19/05/18 07:37:48 Only one iteration 1899 primes 19/05/18 07:38:03

So the run time is somewhere between fourteen and sixteen seconds. The BASIC09 “dir” command shows that the code size is 323 bytes, and the data size is 8229 bytes; support for a reasonable set of primitive types makes the difference between easily fitting in a 64K address space and an OM error.

(By the way, the *BYTE* article has tables of results for various processors and languages, with Z80 systems split out into their own table. The best Z80 time, using a Digital Research PL/I compiler, is fourteen seconds… ERRATUM: I didn’t notice that the PL/I code did ten iterations, and it’s not fair to compare ten iterations in PL/I with one in BASIC09.)

## Thanks

Thanks to Maury Markowitz for asking about benchmarks and to archive.org for the archives of computing magazines.

Fascinating. Thanks for writing this up.

It was educational. Turns out that Color BASIC sets numeric variables to zero when they’re created (and I bet strings to “”), but BASIC09 is like C: unintialized variables have random de garbage.

BTW, there are results listed for BASIC compilers for the Ahl benchmark. A compiler worth its salt will notice ^2 can be turned into a simple multiply. This is the same issue that came up with Dhrystone 1, which didn’t bother to do something with the operations performed, so that an optimizing compiler could make most of the benchmark go away. There was a Dhrystone 2 that kept it from happening. I used to have a copy of a Motorola white paper taking Intel to task, I believe about citing Dhrystone 1 results for the 80386 in comparisons with the 68020.

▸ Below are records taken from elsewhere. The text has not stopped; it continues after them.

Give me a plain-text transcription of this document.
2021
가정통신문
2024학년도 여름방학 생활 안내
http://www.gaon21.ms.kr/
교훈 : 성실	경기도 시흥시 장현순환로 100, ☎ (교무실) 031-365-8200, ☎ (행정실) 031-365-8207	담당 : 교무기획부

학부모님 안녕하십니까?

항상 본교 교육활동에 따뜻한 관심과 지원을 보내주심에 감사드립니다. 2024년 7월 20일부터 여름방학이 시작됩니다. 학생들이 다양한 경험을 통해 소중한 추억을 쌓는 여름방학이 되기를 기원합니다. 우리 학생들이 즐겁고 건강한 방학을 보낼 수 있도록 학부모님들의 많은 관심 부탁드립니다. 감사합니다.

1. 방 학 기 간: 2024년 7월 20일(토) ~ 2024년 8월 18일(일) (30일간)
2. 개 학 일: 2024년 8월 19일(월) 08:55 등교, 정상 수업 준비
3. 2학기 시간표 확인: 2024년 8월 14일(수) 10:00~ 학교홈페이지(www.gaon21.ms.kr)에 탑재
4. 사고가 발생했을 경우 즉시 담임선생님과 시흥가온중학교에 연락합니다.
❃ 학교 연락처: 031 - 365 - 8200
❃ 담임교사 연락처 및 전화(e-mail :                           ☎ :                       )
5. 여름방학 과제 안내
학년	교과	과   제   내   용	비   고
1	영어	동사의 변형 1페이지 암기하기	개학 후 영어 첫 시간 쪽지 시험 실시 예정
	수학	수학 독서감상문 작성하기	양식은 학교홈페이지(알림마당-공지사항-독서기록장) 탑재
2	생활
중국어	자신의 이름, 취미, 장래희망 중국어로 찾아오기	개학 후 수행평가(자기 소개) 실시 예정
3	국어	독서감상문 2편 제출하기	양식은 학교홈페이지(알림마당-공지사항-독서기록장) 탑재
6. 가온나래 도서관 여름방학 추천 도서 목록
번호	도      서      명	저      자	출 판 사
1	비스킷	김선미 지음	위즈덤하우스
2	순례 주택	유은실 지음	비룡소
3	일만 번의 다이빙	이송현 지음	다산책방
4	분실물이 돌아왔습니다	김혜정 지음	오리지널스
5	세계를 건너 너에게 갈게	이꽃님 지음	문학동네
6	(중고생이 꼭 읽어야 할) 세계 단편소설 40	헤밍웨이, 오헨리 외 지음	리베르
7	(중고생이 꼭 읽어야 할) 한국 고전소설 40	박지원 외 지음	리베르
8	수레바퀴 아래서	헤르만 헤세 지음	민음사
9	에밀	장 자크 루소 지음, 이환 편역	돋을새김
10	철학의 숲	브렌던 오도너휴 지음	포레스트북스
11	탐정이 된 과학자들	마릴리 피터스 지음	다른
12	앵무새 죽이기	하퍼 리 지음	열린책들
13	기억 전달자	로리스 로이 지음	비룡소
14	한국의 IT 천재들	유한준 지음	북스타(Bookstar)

For completeness’s sake, I removed the timing info from sieve itself and wrote a wrapper that saved DATE$, ran sieve ten times, and then printed the saved DATE$ value and the current DATE$ value–that cuts the variation in possible time results and puts it on an even playing field with the other versions that do ten iterations. The result: ten iterations took between 114 and 115 seconds, though the range has to be two seconds (in the best case, the starting time is just before the second after what’s shown and the ending time is barely past what’s show, and the worst case is the other way around). In any case, it means one iteration is between 11.4 and 11.6 seconds, considerably better than what one iteration indicated.